3. Number of experts used to establish the ground truth for the test set and the qualifications of those experts (e.g. radiologist with 10 years of experience)
This information is not provided and is not applicable for a display monitor's 510(k) submission.
4. Adjudication method (e.g. 2+1, 3+1, none) for the test set
This information is not provided and is not applicable for a display monitor's 510(k) submission.
5. If a multi reader multi case (MRMC) comparative effectiveness study was done, If so, what was the effect size of how much human readers improve with AI vs without AI assistance
A MRMC study was not done as this is a medical display monitor, not an AI-assisted diagnostic tool.
6. If a standalone (i.e. algorithm only without human-in-the-loop performance) was done
This information is not applicable as the device is a display monitor, not an algorithm.

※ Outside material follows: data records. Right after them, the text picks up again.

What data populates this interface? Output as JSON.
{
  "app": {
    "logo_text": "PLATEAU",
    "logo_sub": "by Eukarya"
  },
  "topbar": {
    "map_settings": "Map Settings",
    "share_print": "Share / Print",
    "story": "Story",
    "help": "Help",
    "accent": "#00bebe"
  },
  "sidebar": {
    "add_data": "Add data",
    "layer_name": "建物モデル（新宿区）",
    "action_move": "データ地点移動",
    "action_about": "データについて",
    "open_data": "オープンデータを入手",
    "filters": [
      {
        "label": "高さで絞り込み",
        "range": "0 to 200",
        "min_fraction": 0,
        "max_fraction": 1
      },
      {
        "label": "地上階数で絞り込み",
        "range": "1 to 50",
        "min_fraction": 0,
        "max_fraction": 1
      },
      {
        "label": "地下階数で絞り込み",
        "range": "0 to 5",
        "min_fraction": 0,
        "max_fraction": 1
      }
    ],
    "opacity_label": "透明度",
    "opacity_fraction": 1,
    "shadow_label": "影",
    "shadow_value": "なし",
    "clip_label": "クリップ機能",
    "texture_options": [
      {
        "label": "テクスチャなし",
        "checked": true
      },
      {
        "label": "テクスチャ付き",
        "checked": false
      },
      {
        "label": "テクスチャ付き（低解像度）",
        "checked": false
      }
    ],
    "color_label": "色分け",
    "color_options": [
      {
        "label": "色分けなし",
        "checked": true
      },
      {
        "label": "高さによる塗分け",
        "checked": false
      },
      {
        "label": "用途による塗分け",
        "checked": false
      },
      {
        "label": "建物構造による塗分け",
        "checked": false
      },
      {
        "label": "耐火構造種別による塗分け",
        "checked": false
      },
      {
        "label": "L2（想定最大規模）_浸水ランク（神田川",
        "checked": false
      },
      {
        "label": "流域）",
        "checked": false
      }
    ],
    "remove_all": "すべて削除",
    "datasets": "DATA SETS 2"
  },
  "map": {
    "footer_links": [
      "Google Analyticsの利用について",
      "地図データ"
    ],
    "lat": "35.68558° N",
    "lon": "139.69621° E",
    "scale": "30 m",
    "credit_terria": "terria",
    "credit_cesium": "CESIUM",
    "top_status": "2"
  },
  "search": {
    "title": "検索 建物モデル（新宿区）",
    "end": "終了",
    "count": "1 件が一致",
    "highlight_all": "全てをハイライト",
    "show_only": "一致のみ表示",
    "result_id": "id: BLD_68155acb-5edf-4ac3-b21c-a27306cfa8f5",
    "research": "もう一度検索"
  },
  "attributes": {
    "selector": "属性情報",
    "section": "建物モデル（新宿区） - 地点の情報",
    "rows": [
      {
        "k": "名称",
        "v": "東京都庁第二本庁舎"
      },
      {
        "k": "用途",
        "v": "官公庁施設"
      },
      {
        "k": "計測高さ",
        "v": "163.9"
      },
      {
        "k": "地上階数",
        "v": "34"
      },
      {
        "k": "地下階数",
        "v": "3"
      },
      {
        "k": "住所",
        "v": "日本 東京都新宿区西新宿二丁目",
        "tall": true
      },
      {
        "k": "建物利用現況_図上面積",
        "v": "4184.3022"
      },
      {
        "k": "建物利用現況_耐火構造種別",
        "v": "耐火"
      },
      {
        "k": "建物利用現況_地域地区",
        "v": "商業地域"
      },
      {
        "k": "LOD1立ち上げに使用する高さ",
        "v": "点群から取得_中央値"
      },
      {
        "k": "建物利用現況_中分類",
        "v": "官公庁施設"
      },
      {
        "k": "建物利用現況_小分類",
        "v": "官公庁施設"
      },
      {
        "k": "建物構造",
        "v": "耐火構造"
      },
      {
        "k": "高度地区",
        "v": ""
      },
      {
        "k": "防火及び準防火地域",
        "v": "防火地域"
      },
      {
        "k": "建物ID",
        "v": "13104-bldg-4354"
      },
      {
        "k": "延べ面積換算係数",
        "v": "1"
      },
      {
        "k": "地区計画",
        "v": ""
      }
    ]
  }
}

Its performance is evaluated based on its display characteristics and compliance with technical standards.
7. The type of ground truth used (expert consensus, pathology, outcomes data, etc.)
For the purpose of demonstrating substantial equivalence for a medical monitor, the "ground truth" relates to compliance with technical specifications and standards (e.g., DICOM GSDF, luminance, resolution, safety, EMC). This is established through instrument-based measurements, engineering tests, and adherence to international standards, rather than clinical ground truth like pathology or expert consensus on clinical cases. The document mentions "precision data of the calibration with external sensors and with the IFS" as validation data, which would be an example of instrument-based ground truth.

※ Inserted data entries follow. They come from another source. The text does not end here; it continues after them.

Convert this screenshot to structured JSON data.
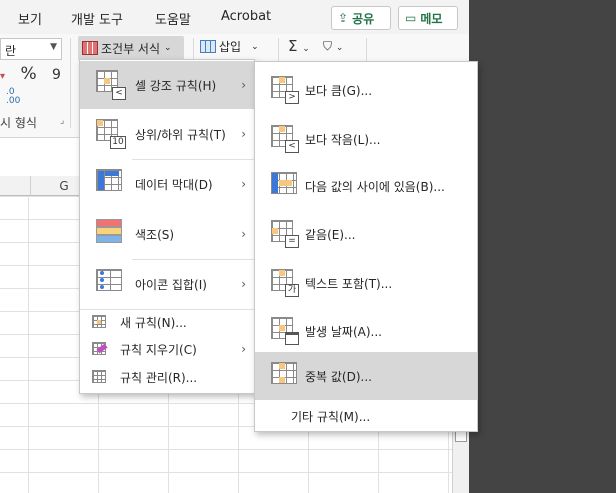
{
  "tabs": [
    "보기",
    "개발 도구",
    "도움말",
    "Acrobat"
  ],
  "share_label": "공유",
  "memo_label": "메모",
  "ribbon": {
    "font_combo_value": "란",
    "percent_symbol": "%",
    "comma_symbol": "9",
    "decimal_top": ".0",
    "decimal_bottom": ".00",
    "number_group_label": "시 형식",
    "conditional_format_label": "조건부 서식",
    "insert_label": "삽입",
    "sum_symbol": "Σ"
  },
  "sheet": {
    "visible_column": "G"
  },
  "menu1": {
    "big_items": [
      {
        "label": "셀 강조 규칙(H)",
        "has_submenu": true,
        "highlighted": true
      },
      {
        "label": "상위/하위 규칙(T)",
        "has_submenu": true
      },
      {
        "label": "데이터 막대(D)",
        "has_submenu": true
      },
      {
        "label": "색조(S)",
        "has_submenu": true
      },
      {
        "label": "아이콘 집합(I)",
        "has_submenu": true
      }
    ],
    "small_items": [
      {
        "label": "새 규칙(N)..."
      },
      {
        "label": "규칙 지우기(C)",
        "has_submenu": true
      },
      {
        "label": "규칙 관리(R)..."
      }
    ],
    "badge_10": "10"
  },
  "menu2": {
    "items": [
      {
        "label": "보다 큼(G)...",
        "badge": ">"
      },
      {
        "label": "보다 작음(L)...",
        "badge": "<"
      },
      {
        "label": "다음 값의 사이에 있음(B)...",
        "badge": ""
      },
      {
        "label": "같음(E)...",
        "badge": "="
      },
      {
        "label": "텍스트 포함(T)...",
        "badge": "가"
      },
      {
        "label": "발생 날짜(A)...",
        "badge": ""
      },
      {
        "label": "중복 값(D)...",
        "badge": "",
        "highlighted": true
      }
    ],
    "more_rules": "기타 규칙(M)..."
  },
  "colors": {
    "accent_green": "#217346",
    "menu_highlight": "#d7d7d7",
    "cell_highlight": "#f8c77e",
    "dark_background": "#444444"
  }
}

8. The sample size for the training set
This information is not applicable as the device is a display monitor, not a machine learning model that requires training data.
9. How the ground truth for the training set was established
This information is not applicable for the reasons stated above.
§ 892.2050 Medical image management and processing system.
(a)
Identification. A medical image management and processing system is a device that provides one or more capabilities relating to the review and digital processing of medical images for the purposes of interpretation by a trained practitioner of disease detection, diagnosis, or patient management. The software components may provide advanced or complex image processing functions for image manipulation, enhancement, or quantification that are intended for use in the interpretation and analysis of medical images. Advanced image manipulation functions may include image segmentation, multimodality image registration, or 3D visualization. Complex quantitative functions may include semi-automated measurements or time-series measurements.(b)
Classification. Class II (special controls; voluntary standards—Digital Imaging and Communications in Medicine (DICOM) Std., Joint Photographic Experts Group (JPEG) Std., Society of Motion Picture and Television Engineers (SMPTE) Test Pattern).